Testing times for teachers
Ask any Minister for Education -- dealing with a room full of teachers these days is more about crowd control than learning. Gone are the days when you could stand up there and get some respect just for being who you are.
Just look at poor Mary Coughlan. On her first day in front of the teachers and the new head girl of the INTO, Sheila Nunan, says: "If you don't believe half the things you've heard about teachers, we won't believe half of the things we've heard about you." The cheek of her. This would never have happened if ministers were still allowed to slap teachers.

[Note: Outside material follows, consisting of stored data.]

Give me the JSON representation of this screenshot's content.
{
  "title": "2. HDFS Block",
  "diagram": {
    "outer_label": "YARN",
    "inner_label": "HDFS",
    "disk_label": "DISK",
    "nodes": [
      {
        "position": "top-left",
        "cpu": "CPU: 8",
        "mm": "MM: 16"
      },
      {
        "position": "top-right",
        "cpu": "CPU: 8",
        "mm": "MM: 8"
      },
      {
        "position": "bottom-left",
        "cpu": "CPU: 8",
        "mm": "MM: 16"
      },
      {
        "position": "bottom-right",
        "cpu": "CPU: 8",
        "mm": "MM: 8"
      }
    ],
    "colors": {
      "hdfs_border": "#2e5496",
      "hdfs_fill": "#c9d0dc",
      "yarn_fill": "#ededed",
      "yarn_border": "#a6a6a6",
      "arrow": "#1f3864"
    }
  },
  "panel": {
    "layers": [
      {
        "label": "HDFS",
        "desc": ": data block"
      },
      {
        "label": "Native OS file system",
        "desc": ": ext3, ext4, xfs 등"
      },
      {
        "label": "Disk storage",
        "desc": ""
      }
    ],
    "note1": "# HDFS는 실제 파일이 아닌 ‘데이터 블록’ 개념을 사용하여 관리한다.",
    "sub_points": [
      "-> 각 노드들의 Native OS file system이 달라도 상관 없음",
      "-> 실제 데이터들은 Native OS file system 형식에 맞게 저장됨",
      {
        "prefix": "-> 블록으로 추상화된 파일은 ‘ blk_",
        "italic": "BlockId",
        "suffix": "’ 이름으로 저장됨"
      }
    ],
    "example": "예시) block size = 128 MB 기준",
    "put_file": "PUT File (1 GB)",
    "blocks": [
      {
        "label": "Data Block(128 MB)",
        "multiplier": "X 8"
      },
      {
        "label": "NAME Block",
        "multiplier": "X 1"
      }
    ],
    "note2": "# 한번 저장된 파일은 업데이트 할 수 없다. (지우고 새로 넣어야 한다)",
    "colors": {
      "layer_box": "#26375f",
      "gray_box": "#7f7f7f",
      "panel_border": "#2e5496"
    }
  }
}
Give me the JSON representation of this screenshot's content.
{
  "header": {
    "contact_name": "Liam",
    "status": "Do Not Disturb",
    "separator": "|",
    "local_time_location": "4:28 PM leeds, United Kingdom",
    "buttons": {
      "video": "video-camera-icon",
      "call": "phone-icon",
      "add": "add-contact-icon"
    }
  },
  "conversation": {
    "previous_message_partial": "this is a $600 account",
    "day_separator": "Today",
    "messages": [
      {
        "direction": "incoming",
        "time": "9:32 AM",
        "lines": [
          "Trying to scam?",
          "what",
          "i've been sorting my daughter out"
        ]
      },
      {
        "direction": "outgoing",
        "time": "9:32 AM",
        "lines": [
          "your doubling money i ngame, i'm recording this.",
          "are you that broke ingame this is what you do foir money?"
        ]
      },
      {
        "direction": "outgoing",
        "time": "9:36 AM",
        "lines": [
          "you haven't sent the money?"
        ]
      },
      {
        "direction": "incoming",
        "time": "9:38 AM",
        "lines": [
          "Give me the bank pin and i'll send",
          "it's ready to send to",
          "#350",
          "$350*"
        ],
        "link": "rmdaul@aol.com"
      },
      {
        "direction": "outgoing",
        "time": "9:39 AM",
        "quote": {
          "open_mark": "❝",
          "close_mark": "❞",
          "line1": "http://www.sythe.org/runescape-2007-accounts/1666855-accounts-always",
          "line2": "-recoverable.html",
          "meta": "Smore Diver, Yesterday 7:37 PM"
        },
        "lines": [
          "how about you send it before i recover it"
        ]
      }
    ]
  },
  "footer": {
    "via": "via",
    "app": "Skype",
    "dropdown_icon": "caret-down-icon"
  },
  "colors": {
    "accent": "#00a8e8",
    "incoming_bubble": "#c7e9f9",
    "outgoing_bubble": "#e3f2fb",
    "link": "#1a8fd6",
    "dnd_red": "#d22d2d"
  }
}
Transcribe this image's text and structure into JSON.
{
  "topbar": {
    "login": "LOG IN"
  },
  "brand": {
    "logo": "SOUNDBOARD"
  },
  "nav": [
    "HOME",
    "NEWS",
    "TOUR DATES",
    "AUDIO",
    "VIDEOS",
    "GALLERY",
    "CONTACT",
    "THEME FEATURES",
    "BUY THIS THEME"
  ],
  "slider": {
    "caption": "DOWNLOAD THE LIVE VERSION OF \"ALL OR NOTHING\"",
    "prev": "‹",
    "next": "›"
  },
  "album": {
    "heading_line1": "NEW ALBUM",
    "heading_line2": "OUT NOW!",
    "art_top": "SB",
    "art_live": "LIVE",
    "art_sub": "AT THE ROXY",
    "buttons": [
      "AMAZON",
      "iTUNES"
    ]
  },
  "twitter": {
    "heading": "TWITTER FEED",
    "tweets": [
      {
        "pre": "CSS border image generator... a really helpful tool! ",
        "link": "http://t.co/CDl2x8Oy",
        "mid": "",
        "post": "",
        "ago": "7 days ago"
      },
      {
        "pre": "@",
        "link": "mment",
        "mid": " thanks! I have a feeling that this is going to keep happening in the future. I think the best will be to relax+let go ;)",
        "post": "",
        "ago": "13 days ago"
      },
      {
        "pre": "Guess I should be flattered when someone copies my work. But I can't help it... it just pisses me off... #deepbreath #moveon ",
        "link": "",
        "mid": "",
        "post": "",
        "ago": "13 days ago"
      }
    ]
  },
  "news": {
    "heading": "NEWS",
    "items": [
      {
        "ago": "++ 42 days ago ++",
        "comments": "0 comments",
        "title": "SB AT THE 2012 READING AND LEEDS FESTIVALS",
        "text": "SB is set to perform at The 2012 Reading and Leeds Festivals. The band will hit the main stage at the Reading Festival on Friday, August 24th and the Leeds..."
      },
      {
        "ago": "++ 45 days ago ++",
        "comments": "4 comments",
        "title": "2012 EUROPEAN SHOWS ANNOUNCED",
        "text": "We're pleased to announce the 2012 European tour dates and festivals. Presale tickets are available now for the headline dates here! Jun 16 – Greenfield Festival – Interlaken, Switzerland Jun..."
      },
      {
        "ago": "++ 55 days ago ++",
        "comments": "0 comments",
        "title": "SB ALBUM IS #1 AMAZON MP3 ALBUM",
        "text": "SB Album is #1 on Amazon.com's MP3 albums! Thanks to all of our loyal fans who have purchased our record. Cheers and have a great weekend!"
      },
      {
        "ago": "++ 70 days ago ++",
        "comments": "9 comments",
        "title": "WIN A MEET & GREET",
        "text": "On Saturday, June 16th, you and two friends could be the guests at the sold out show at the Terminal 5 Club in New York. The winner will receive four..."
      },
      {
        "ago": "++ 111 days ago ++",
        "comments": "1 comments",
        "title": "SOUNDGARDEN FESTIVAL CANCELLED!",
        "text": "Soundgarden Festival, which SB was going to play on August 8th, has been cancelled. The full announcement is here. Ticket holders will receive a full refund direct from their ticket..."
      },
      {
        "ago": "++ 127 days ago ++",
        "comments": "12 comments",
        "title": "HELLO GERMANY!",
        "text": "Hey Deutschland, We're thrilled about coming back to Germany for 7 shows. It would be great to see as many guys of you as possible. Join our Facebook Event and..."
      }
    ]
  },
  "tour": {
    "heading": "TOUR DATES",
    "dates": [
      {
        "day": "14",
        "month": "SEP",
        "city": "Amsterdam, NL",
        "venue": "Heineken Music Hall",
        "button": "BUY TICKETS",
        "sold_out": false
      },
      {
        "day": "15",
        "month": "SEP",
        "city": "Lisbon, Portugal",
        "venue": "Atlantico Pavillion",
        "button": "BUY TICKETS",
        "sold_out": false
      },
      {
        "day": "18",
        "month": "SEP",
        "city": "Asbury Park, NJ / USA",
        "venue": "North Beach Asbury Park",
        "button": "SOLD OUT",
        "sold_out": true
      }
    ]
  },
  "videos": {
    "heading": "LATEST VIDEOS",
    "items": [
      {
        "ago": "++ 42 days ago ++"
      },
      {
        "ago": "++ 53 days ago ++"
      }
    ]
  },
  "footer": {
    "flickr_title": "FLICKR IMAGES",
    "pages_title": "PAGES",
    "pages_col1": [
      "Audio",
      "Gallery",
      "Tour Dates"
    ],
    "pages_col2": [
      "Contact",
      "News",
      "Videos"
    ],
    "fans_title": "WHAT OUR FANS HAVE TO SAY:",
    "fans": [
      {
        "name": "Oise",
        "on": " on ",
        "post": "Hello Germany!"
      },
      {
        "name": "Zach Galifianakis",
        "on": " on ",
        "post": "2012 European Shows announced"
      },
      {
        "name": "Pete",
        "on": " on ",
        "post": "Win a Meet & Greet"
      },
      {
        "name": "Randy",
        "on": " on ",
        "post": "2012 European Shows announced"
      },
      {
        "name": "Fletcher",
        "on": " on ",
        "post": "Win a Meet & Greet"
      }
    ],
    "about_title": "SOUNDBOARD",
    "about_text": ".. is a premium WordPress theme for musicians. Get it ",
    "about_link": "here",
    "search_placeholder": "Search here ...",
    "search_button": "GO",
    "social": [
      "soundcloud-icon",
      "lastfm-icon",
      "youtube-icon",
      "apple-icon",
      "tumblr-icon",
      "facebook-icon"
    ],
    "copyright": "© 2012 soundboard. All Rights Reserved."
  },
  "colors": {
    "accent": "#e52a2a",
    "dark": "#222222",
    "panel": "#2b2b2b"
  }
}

But look, it's hard to blame the teachers for acting up. As they never tire of pointing out, they are exposed to rude and aggressive behaviour from pupils every day. What kind of example is that to set your elders? Is it any wonder they just act it out in their own lives, jeering at the Minister this week when they weren't giving her the silent treatment and jostling her as she left the stage. It's important of course to understand the extra pressures on the teachers of today. It's alright for people in the private sector who have taken pay cuts. They hardly have any time off in which to enjoy their reduced wages. Or they've lost their jobs, in which case they have loads of time but no money.
The poor teachers, however, need to entertain themselves for three months in the summer, a couple of weeks at Christmas and Easter plus a few mid-terms. You try and keep yourself occupied after a 20 per cent pay cut. It's enough to make you sick -- for an average of 10.5 days per annum according to the latest figures from the Comptroller and Auditor General.